LINCOLN — Retired Army Gen. Stanley McChrystal said he carried “scar tissue” for 41 years until his speech Tuesday night on leadership at the Lied Center for Performing Arts.
The former commander told a story of his first year at the U.S. Military Academy, where he was a football player whose father, a two-star general, had high expectations. He said his quality of life as a plebe was dependent on how well the Army football team did.
“The first week of my plebe year's football season,” he said, “I'm a little worried about my quality of life, and who do we play?”
The audience laughed after McChrystal showed a photograph of Nebraska football players during the Nebraska-Army game in 1972, won by the Huskers 77-7.

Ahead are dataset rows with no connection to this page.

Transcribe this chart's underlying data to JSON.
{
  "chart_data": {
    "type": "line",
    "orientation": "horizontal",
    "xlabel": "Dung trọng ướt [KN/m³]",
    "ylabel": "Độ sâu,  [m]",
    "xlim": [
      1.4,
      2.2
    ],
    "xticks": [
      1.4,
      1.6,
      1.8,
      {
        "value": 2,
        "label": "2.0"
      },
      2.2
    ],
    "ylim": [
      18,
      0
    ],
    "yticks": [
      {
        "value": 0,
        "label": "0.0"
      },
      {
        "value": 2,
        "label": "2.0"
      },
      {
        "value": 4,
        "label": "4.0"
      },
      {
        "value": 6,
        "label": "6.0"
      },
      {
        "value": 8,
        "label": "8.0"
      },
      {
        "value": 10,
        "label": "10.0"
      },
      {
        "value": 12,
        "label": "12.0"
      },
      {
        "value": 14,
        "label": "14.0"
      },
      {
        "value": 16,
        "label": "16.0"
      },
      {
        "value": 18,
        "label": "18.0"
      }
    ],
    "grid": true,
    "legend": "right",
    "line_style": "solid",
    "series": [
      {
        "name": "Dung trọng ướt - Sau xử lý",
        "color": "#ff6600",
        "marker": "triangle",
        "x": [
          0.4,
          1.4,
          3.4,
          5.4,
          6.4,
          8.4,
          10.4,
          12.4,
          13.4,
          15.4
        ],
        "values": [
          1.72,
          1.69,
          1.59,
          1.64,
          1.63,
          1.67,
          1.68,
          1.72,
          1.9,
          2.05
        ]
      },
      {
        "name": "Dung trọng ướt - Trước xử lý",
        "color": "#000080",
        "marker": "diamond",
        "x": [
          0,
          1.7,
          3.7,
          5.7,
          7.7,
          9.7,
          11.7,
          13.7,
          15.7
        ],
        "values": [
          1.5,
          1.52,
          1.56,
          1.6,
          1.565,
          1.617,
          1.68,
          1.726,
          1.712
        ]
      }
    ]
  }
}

Hundreds of people gathered for McChrystal's speech, a part of the University of Nebraska-Lincoln College of Engineering “Building the 22nd Century” Conference.
“So many things are changing, but the requirement for leaders is not going to change,” he said.
McChrystal was the commander of U.S. and international forces in Afghanistan in 2009. He submitted his resignation in 2010, after the publication of critical remarks he had made about several Obama administration officials.
He also was the leader of Joint Special Operations Command, which is credited with both the 2003 capture of Iraqi dictator Saddam Hussein and the locating and killing of Abu Musab al-Zarqawi, the leader of al-Qaida in Iraq.
McChrystal stressed that talent isn't enough for a team's success. He outlined his speech with the importance of trust, decision-making, communication and a common goal.
“You have to be smart as a group, and you have to make decisions as a group.”
The retired four-star general also spoke about adaptation and how it helped his team locate and kill al-Zarqawi in 2006.
“The only way we can beat them is if we are able to do what they do, but do it better,” he said. “We started changing.
“It wasn't technology, straight courage or anything else, but it was our ability and willingness to adapt.”
McChrystal teaches a leadership course at Yale University's Jackson Institute for Global Affairs.
In 2011, he co-founded the McChrystal Group, a management consulting business that offers leadership solutions to organizations.